Recall that in March, 2013 when the Sultan of Sokoto, Alhaji Muhammadu Sa’ad Abubakar, openly canvassed the amnesty idea for Boko Haram, it did not go down well with patriotic Nigerians. Indeed, I wasted no time in writing an opinion essay titled, “No Amnesty for Boko Haram”, as a response to his call.

But here we are again eight years after, with another renowned Islamic scholar, the Kaduna-based Sheikh Ahmed Gumi, making a similar call to the Federal Government requesting amnesty for bandits in exchange for peace in Zamfara State! Gumi believes that dialogue with the bandits or even Boko Haram is an important strategy. The aim is to douse tension occasioned by the current insecurity in the country. He is also canvassing compensation for the victims. Yes, you read that right!

But the all-important question this regime has to answer is, if indeed there is any morality in granting amnesty to the terrorists and bandits then, why fight against them in the first instance? Why has it not stopped the killings and kidnappings across the country? Is the government not supposed to be a father figure, to inculcate in his children high moral standards and punish the wayward ones, to serve as a deterrent to others?

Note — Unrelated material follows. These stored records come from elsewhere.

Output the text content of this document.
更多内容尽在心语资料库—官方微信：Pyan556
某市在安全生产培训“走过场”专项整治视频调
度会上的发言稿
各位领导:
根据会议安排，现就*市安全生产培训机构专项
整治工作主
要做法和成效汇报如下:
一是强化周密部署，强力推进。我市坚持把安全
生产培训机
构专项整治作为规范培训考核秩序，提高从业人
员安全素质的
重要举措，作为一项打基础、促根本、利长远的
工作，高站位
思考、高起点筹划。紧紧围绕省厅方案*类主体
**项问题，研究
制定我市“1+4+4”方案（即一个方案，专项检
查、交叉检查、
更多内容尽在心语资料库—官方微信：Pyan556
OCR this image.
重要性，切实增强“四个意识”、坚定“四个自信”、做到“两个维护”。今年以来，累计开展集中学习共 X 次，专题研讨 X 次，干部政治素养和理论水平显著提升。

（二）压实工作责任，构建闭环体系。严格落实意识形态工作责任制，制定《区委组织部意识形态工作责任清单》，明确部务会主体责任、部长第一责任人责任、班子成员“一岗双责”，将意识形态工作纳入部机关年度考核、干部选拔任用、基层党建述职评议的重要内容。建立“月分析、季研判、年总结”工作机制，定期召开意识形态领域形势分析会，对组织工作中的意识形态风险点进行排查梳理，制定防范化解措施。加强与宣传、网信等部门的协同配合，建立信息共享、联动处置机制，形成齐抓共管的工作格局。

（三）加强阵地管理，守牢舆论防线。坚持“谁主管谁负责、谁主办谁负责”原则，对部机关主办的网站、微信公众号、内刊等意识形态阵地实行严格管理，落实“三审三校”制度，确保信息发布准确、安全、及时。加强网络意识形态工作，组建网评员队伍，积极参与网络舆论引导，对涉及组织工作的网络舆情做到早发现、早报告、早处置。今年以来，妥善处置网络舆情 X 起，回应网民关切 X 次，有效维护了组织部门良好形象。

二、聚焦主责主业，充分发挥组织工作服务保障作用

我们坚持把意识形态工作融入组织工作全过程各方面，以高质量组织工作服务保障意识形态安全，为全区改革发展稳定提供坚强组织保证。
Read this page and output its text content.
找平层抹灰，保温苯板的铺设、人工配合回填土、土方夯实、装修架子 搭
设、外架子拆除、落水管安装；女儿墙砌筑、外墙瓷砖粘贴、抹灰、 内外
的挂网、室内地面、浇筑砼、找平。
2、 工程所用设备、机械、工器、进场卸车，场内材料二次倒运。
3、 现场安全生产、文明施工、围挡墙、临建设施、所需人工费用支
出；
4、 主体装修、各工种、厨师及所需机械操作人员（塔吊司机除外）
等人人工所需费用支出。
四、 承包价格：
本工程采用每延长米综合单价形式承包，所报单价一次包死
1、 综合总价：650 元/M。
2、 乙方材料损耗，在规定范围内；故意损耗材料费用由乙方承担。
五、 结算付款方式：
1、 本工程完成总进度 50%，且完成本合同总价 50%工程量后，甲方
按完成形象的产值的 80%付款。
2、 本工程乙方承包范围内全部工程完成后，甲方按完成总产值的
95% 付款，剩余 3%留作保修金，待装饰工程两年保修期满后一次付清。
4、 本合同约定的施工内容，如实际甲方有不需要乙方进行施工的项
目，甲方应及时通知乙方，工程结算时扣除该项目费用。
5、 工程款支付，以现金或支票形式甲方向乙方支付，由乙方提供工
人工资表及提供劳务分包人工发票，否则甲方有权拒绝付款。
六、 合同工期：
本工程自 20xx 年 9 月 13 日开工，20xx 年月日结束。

Similarly, is the government not expected to put in place practical, proactive measures and mechanisms to forestall bloodshed or when and where it erupts to nip it in the bud? Should a father not treat all his children as equals and castigate the wrong doer immediately he steps out of line and crosses the boundary of decency, so as to correct others watching?

So, the critical question is this: Why did prominent northerners (Gumi, Nasir el-Rufai, Bashir Tofa, Paul Unongo) now crying foul not say a word of public condemnation when the criminal elements amongst the Fulani herders were busy maiming, raping and killing innocent citizens in the states of Benue, Adamawa, Taraba, Enugu, and down to the west until one Sunday Adeyemi, (aka Igboho) took up the gauntlet to say that enough was indeed enough of the open maltreatment of his people? For some Northern elite to have brazenly attacked Governor Rotimi Akeredolu, for protecting his people from the fully armed killer Fulani herdsmen is telling Nigerians that the killers are superior to their victims! That cannot and will never work in the 21st century Nigeria.

Let us be reminded that open cattle grazing is an outdated form of pastoral farming and thank God that the northern governors have recently admitted such, even if it took them eons to come to terms with the harsh reality. Animal husbandry is strictly a private business. It is the branch of agriculture concerned with animals that are raised for meat, milk and hides. It is therefore painful that it has become a dominant factor in Nigeria’s insecurity challenge, all of because of some self-serving agenda. Painfully, it is gradually snowballing into a storm of disunity, unless urgent and decisive steps are taken to reverse the drift to anarchy and a state of anomie.